Ces cancers se développent à partir de la couche basale de l’épiderme. Pour rappel, la peau est composée de plusieurs couches : l’épiderme, le derme et l’hypoderme. Les quatre types de cellules de l’épiderme sont les :
– Kératinocytes qui sont les cellules qui sécrètent de la kératine et qui s’accumulent en superficie pour former la coucher cornéenne protectrice.
– Mélanocytes qui sécrètent la mélanine, qui permet la pigmentation de la peau.
– Cellules de Langherans qui jouent un rôle immunitaire
– Cellules de Merkel qui intervient dans la perception tactile .
Il existe différentes formes cliniques du carcinome basocellulaire, qui peuvent se pigmenter et ou s’ulcérer :
-La forme nodulaire, la plus fréquente, caractérisée par son aspect perlé, télangiectasique, érosif en son centre. La papule est indurée et a une évolution centrifuge.
-La forme superficielle, située le plus souvent au niveau du tronc. Elle se distingue par son aspect en plaque érythémateuse, bien limitée d’évolution centrifuge. Il peut y avoir des squames ou des ulcérations superficielles.

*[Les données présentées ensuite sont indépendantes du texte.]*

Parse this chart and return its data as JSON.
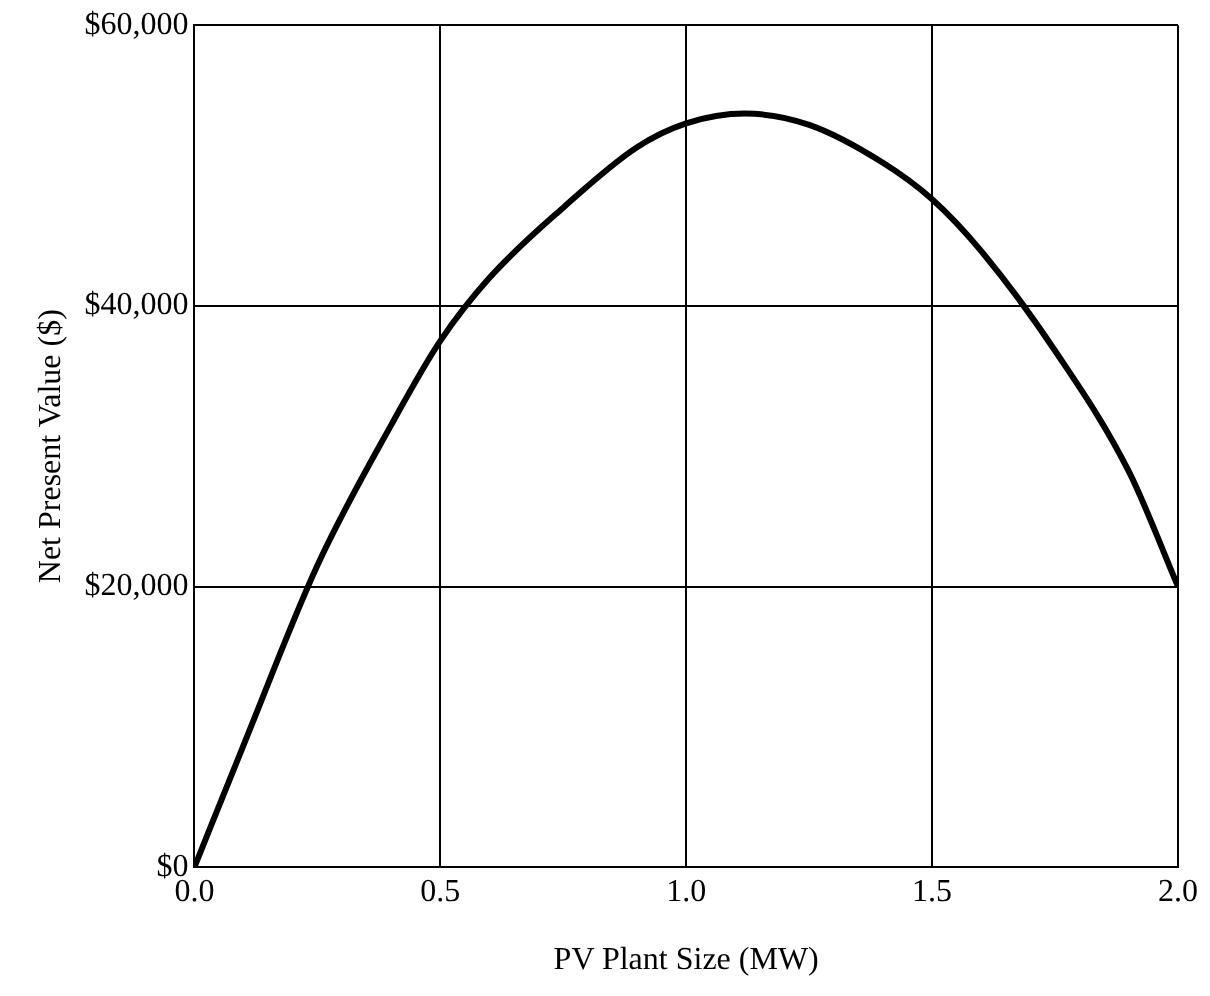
{
  "chart_data": {
    "type": "line",
    "xlabel": "PV Plant Size (MW)",
    "ylabel": "Net Present Value ($)",
    "x": [
      0,
      0.1,
      0.25,
      0.4,
      0.5,
      0.6,
      0.75,
      0.9,
      1.0,
      1.12,
      1.25,
      1.4,
      1.5,
      1.6,
      1.75,
      1.9,
      2.0
    ],
    "series": [
      {
        "color": "#000000",
        "values": [
          0,
          8700,
          21500,
          31500,
          37500,
          42000,
          47000,
          51300,
          53000,
          53700,
          52900,
          50200,
          47600,
          43900,
          36800,
          28200,
          20000
        ]
      }
    ],
    "xlim": [
      0,
      2
    ],
    "xticks": [
      {
        "value": 0,
        "label": "0.0"
      },
      {
        "value": 0.5,
        "label": "0.5"
      },
      {
        "value": 1,
        "label": "1.0"
      },
      {
        "value": 1.5,
        "label": "1.5"
      },
      {
        "value": 2,
        "label": "2.0"
      }
    ],
    "ylim": [
      0,
      60000
    ],
    "yticks": [
      {
        "value": 0,
        "label": "$0"
      },
      {
        "value": 20000,
        "label": "$20,000"
      },
      {
        "value": 40000,
        "label": "$40,000"
      },
      {
        "value": 60000,
        "label": "$60,000"
      }
    ],
    "grid": true,
    "legend": false,
    "marker": "none",
    "line_style": "solid"
  }
}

-La forme sclérodermiforme, surtout présente au niveau du visage, avec un aspect de cicatrice déprimée, blanche, mal limitée. La lésion est scléreuse à la palpation.
-La forme infiltrante, plutôt une forme histologique comparée aux trois autres formes plutôt clinique et histologique.
L’évolution est essentiellement locale, les métastases sont exceptionnelles.
Les facteurs pronostics sont la taille, la localisation, les formes mal limitées ou sclérodermiformes, et les formes récidivantes :
-localisations à risque de récidive : trois zones topographiques sont décrites selon les recommandations de l’HAS. La première à bas risque comprend le tronc et les membres. La deuxième intermédiaire, le front, le cou, le cuir chevelu, le menton et les joues. La troisième à haut risque, le nez et les zones périorificielles de l’extrémité céphalique.
– la taille dépend aussi de la topographie de lésion. Le risque de récidive est augmenté lorsque le plus grand diamètre de la tumeur est supérieur à 1cm pour les zones à hauts risques de récidive et supérieure à 2cm sur les zones intermédiaires et bas risques de récidive.
En fonction des facteurs pronostics, trois groupes pronostics sont décrits :
-de bon pronostic, qui comporte tous les CBC superficiels primaires ainsi que les nodulaires primaires bien limités de moins de 1cm sur la zone à risque intermédiaire de récidive et de moins de 2cm sur la zone à bas risque.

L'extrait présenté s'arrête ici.